A expectativa em torno do “livro proibido” justificava-se: nós, adolescentes serrinhenses, estudantes da escola pública nos anos 1980, alheios a qualquer debate formal sobre educação sexual, projetávamos nossos desejos, anseios e curiosidades na chamada “literatura erótica”.
Era como se, naquelas páginas, estivessem as respostas para dúvidas comuns à juventude da época. O problema, porém, estava na censura formal (e moral!) às obras eróticas. Dados da Divisão de Censura de Diversões Públicas indicam que, somente na década de 1970, 471 obras foram censuradas no Brasil. Com o fim da ditadura militar, o cenário mudou e o mercado de livros eróticos explodiu.
Não existem levantamentos precisos sobre o total de autores, obras eróticas e o quanto esse segmento representa em termos de faturamento para o mercado editorial baiano e brasileiro. Sabe-se, entretanto, que a mulher é a principal produtora e consumidora de literatura erótica em nosso país. É o que nos informa Mariana de Lima Weege, da Universidade Federal de Santa Maria. Segundo ela, isso se dá, entre outras razões, por que “as obras a partir do olhar das escritoras possibilitam às personagens femininas o papel de destaque e protagonismo, sendo elas repletas de vontades e prazeres verídicos”.

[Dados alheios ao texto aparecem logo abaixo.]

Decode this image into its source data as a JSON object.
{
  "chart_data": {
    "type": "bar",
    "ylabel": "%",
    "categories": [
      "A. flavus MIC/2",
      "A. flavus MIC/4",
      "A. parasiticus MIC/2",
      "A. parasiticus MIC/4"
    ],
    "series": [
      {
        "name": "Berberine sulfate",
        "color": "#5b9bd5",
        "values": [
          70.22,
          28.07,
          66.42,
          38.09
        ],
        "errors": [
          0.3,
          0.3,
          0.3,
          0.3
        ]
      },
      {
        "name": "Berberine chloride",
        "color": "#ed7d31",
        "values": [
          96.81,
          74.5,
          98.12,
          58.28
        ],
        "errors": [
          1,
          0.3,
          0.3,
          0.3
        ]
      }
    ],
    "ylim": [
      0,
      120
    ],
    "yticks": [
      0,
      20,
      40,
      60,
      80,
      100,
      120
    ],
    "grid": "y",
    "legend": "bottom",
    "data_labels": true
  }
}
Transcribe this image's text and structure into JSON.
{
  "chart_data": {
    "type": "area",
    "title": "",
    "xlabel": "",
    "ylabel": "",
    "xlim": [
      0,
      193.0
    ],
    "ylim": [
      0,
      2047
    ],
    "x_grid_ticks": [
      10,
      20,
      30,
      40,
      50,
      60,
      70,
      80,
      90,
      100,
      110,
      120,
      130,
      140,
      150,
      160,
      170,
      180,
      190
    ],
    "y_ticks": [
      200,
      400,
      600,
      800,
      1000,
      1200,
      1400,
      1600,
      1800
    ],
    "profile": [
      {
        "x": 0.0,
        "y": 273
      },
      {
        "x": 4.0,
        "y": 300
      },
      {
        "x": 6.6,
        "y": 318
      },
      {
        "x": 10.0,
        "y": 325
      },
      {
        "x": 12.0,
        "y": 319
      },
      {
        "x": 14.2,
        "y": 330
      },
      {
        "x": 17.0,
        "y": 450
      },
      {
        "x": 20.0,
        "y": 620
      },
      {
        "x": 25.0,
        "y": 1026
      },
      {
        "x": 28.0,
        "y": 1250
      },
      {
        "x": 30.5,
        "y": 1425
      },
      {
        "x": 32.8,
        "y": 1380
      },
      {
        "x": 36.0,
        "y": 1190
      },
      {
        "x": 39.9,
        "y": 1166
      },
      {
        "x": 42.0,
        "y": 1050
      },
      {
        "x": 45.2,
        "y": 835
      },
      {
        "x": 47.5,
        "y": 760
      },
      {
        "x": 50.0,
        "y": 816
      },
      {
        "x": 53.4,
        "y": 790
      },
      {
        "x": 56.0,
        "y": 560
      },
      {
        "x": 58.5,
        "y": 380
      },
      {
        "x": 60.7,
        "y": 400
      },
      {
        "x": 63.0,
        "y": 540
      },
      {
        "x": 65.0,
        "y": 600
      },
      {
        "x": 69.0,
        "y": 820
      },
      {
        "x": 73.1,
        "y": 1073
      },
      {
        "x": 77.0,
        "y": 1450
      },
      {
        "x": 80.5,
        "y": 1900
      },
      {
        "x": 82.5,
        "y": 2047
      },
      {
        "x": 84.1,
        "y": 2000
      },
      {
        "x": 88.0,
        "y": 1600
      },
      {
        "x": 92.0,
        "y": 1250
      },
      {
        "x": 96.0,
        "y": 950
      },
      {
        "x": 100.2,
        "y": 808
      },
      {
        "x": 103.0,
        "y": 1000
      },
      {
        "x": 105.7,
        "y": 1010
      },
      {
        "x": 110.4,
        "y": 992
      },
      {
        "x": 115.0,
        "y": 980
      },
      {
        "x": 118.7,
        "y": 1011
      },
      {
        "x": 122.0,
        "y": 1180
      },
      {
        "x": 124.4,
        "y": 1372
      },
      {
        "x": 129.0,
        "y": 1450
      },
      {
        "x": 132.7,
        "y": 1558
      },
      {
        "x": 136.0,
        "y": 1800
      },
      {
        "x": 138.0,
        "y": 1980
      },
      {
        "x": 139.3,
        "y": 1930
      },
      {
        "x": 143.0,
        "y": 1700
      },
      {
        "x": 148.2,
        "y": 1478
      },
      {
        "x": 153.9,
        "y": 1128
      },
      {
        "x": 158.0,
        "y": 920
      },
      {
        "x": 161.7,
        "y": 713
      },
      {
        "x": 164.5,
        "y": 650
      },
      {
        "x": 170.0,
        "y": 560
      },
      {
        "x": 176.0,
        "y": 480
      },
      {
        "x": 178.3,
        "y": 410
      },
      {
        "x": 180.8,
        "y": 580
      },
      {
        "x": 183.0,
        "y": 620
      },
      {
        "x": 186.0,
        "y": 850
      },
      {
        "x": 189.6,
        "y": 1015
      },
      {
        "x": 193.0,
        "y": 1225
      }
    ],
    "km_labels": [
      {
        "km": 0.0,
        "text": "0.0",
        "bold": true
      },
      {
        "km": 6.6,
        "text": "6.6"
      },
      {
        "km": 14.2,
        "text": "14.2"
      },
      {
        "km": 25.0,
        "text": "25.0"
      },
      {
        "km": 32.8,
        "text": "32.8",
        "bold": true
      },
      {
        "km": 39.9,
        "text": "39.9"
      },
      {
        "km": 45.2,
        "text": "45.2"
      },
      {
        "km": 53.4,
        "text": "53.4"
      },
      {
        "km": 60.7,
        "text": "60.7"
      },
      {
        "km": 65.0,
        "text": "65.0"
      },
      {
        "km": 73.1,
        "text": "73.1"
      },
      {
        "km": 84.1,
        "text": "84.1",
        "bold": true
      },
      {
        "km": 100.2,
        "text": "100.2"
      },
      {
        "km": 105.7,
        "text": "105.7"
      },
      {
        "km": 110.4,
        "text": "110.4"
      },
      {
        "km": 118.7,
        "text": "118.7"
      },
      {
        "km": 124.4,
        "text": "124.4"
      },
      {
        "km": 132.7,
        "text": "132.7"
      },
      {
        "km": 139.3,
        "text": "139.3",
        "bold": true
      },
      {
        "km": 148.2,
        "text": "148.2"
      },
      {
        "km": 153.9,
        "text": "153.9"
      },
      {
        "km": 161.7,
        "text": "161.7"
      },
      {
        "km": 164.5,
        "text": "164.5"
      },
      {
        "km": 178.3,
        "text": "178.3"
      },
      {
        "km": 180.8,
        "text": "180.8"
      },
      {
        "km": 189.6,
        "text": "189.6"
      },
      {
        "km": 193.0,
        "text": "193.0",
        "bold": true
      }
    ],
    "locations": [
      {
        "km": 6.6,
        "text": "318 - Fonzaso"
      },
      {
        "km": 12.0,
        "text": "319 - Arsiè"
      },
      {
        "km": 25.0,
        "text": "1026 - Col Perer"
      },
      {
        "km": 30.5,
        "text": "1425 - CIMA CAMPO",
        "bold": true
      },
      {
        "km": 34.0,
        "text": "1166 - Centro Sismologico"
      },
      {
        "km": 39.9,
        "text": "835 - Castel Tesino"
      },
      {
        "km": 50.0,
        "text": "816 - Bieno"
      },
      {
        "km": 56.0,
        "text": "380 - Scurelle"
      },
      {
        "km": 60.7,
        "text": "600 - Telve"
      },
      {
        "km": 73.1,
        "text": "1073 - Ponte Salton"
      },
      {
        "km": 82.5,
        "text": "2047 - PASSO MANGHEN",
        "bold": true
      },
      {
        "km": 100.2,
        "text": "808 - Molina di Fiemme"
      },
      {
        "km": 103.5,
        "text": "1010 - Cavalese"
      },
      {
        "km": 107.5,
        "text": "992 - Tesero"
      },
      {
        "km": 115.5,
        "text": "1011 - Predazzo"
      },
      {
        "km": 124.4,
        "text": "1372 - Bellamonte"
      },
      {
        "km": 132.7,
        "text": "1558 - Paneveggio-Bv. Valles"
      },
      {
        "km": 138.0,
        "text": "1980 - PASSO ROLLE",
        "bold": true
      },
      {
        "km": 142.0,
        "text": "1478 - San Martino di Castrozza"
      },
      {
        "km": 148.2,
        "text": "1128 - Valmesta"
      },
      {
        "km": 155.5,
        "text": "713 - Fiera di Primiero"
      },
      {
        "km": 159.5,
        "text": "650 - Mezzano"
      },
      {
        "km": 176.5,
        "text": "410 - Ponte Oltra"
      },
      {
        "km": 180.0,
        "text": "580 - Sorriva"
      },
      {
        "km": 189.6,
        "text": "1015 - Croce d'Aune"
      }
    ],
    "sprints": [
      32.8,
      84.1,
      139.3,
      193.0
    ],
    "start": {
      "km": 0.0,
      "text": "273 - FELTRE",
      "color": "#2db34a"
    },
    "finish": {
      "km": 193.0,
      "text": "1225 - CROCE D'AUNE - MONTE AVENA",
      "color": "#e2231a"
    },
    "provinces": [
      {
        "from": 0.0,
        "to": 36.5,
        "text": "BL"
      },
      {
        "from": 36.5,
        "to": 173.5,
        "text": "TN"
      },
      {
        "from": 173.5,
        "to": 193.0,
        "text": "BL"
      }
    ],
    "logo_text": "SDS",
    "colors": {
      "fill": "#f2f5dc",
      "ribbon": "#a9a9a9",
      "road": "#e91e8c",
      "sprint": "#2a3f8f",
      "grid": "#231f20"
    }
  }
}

Exemplo desse protagonismo é a coletânea “Érotica: Versos Lésbicos”, que reúne oitenta poetas “sapatonas/es e bissexuais” de vários estados do Brasil, incluindo a Bahia. A obra, lançada pela Editora Tucum, traça um panorama da poesia erótica no país a partir do “olhar sapatão”.
Todos os textos do livro são referenciados pelo debate proposto pela escritora, feminista, negra e lésbica Audre Lorde. Para ela, o erótico é um conhecimento profundo e irracional, e a força das suas conexões pode ser profundamente revolucionária. Citando Lorde, Adriele do Carmo, uma das poetas e organizadoras da coletânea, afirma que o erótico é a punção de existência que “nos faz permanecer vivas e com vontade de realizar. ”
Consagrada no gênero, com 57 livros publicados e mais de 430 mil exemplares físicos vendidos, a baiana Tatiana Amaral é o que o mercado editorial chama de autora best-seller. Ela explica que, diferentemente de pornografia, a literatura erótica não é um manual de sexo, mas uma maneira de trazer questões sexuais para dentro de uma história, permitindo a quebra de tabus.
“Aquilo que foi impedido para muitas mulheres, está sendo ensinado agora. É como se a gente pudesse conversar numa roda de amigas. E isso é libertador! ”, afirma Tatiana.